Morris Katz and Moraff declined to answer detailed questions about Sage.

Calls for more vetting ignored

The warning signs in Maine arrived before Platner’s campaign kicked off and went to the very people who would be pushing him as a future president. But in a rush to turn him immediately into the future of the Democratic Party and progressive movement, some of those warning signs were brushed aside.

In the weeks prior to Platner’s launch in August 2025, a research firm hired by his campaign completed a three-day vetting of the candidate that turned up dozens of his Reddit posts, among other problematic material, according to a person who worked on the campaign as well as correspondence reviewed by Blue Light News. The initial findings led the firm to recommend the campaign pay for “on-the-ground research” and a deeper dive into Platner’s digital footprint, warning that his “rising profile” made the discoveries a growing risk to his candidacy, the correspondence shows.

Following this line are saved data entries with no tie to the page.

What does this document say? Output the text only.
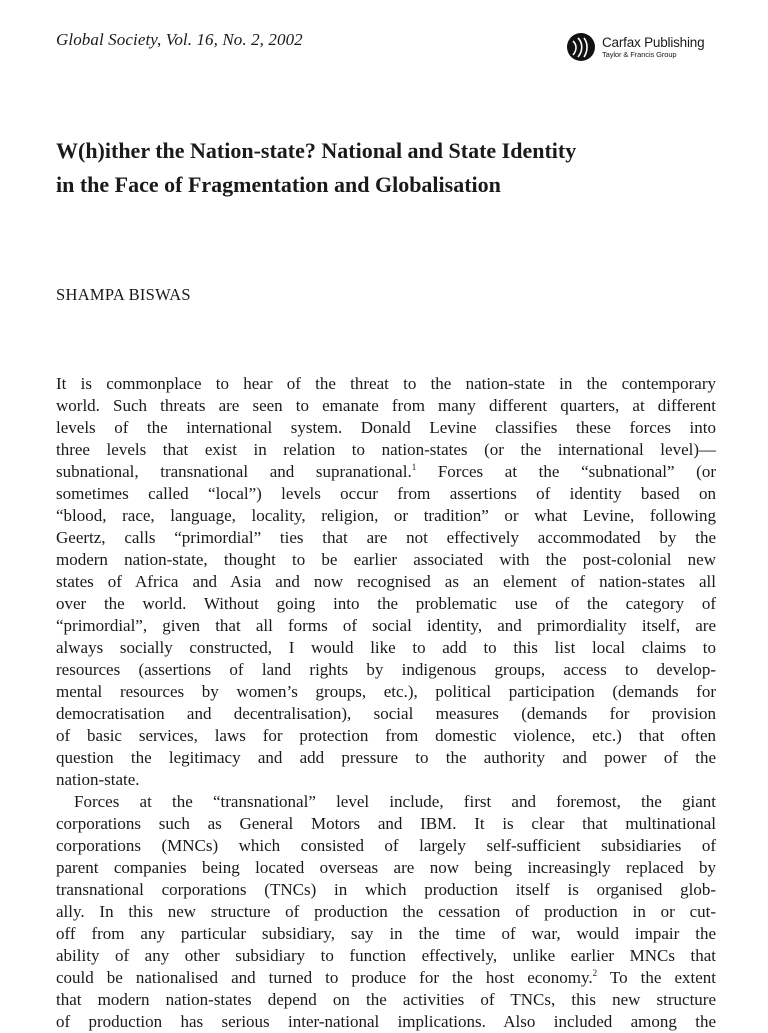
Global Society, Vol. 16, No. 2, 2002	Carfax Publishing
Taylor & Francis Group
W(h)ither the Nation-state? National and State Identity
in the Face of Fragmentation and Globalisation

SHAMPA BISWAS

It is commonplace to hear of the threat to the nation-state in the contemporary
world. Such threats are seen to emanate from many different quarters, at different
levels of the international system. Donald Levine classifies these forces into
three levels that exist in relation to nation-states (or the international level)—
subnational, transnational and supranational.$^1$ Forces at the “subnational” (or
sometimes called “local”) levels occur from assertions of identity based on
“blood, race, language, locality, religion, or tradition” or what Levine, following
Geertz, calls “primordial” ties that are not effectively accommodated by the
modern nation-state, thought to be earlier associated with the post-colonial new
states of Africa and Asia and now recognised as an element of nation-states all
over the world. Without going into the problematic use of the category of
“primordial”, given that all forms of social identity, and primordiality itself, are
always socially constructed, I would like to add to this list local claims to
resources (assertions of land rights by indigenous groups, access to develop-
mental resources by women’s groups, etc.), political participation (demands for
democratisation and decentralisation), social measures (demands for provision
of basic services, laws for protection from domestic violence, etc.) that often
question the legitimacy and add pressure to the authority and power of the
nation-state.
Forces at the “transnational” level include, first and foremost, the giant
corporations such as General Motors and IBM. It is clear that multinational
corporations (MNCs) which consisted of largely self-sufficient subsidiaries of
parent companies being located overseas are now being increasingly replaced by
transnational corporations (TNCs) in which production itself is organised glob-
ally. In this new structure of production the cessation of production in or cut-
off from any particular subsidiary, say in the time of war, would impair the
ability of any other subsidiary to function effectively, unlike earlier MNCs that
could be nationalised and turned to produce for the host economy.$^2$ To the extent
that modern nation-states depend on the activities of TNCs, this new structure
of production has serious inter-national implications. Also included among the
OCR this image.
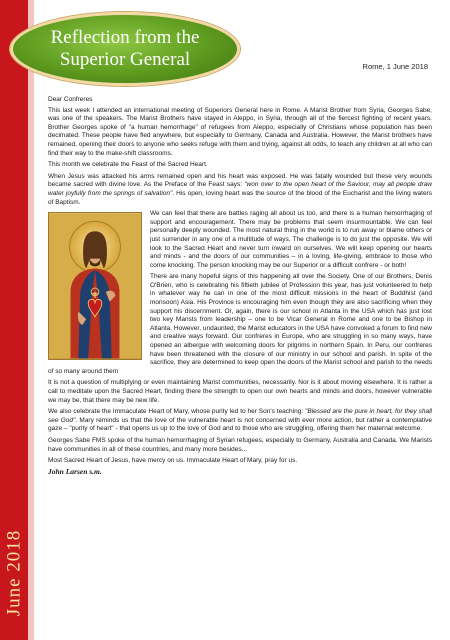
June 2018
Reflection from the
Superior General	Rome, 1 June 2018

Dear Confreres

This last week I attended an international meeting of Superiors General here in Rome. A Marist Brother from Syria, Georges Sabe, was one of the speakers. The Marist Brothers have stayed in Aleppo, in Syria, through all of the fiercest fighting of recent years. Brother Georges spoke of "a human hemorrhage" of refugees from Aleppo, especially of Christians whose population has been decimated. These people have fled anywhere, but especially to Germany, Canada and Australia. However, the Marist brothers have remained, opening their doors to anyone who seeks refuge with them and trying, against all odds, to teach any children at all who can find their way to the make-shift classrooms.

This month we celebrate the Feast of the Sacred Heart.

When Jesus was attacked his arms remained open and his heart was exposed. He was fatally wounded but these very wounds became sacred with divine love. As the Preface of the Feast says: "won over to the open heart of the Saviour, may all people draw water joyfully from the springs of salvation". His open, loving heart was the source of the blood of the Eucharist and the living waters of Baptism.

We can feel that there are battles raging all about us too, and there is a human hemorrhaging of support and encouragement. There may be problems that seem insurmountable. We can feel personally deeply wounded. The most natural thing in the world is to run away or blame others or just surrender in any one of a multitude of ways. The challenge is to do just the opposite. We will look to the Sacred Heart and never turn inward on ourselves. We will keep opening our hearts and minds - and the doors of our communities – in a loving, life-giving, embrace to those who come knocking. The person knocking may be our Superior or a difficult confrere - or both!

There are many hopeful signs of this happening all over the Society. One of our Brothers, Denis O'Brien, who is celebrating his fiftieth jubilee of Profession this year, has just volunteered to help in whatever way he can in one of the most difficult missions in the heart of Buddhist (and monsoon) Asia. His Province is encouraging him even though they are also sacrificing when they support his discernment. Or, again, there is our school in Atlanta in the USA which has just lost two key Marists from leadership – one to be Vicar General in Rome and one to be Bishop in Atlanta. However, undaunted, the Marist educators in the USA have convoked a forum to find new and creative ways forward. Our confreres in Europe, who are struggling in so many ways, have opened an albergue with welcoming doors for pilgrims in northern Spain. In Peru, our confreres have been threatened with the closure of our ministry in our school and parish. In spite of the sacrifice, they are determined to keep open the doors of the Marist school and parish to the needs of so many around them

It is not a question of multiplying or even maintaining Marist communities, necessarily. Nor is it about moving elsewhere. It is rather a call to meditate upon the Sacred Heart, finding there the strength to open our own hearts and minds and doors, however vulnerable we may be, that there may be new life.

We also celebrate the Immaculate Heart of Mary, whose purity led to her Son's teaching: "Blessed are the pure in heart, for they shall see God". Mary reminds us that the love of the vulnerable heart is not concerned with ever more action, but rather a contemplative gaze – "purity of heart" - that opens us up to the love of God and to those who are struggling, offering them her maternal welcome.

Georges Sabe FMS spoke of the human hemorrhaging of Syrian refugees, especially to Germany, Australia and Canada. We Marists have communities in all of these countries, and many more besides...

Most Sacred Heart of Jesus, have mercy on us. Immaculate Heart of Mary, pray for us.

John Larsen s.m.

The offer of further research was made only to Moraff, as he was the point of contact for the research firm, the former campaign worker said, with the rest of Platner’s team not included on the email exchanges. But Moraff never responded, despite repeated outreach from the firm, so the offer went unanswered, the correspondence shows.

A few months later, BLN broke the first story about Platner’s cache of Reddit posts, including ones in which he appeared to downplay sexual assault in the military.

Platner apologized for the posts when they surfaced, stating in a video: “I’m sorry for this. Just know that it’s not reflective at all of who I am. I don’t want you to judge me on the dumbest thing I ever wrote on the internet. I would prefer if people could judge me on the person I am today.”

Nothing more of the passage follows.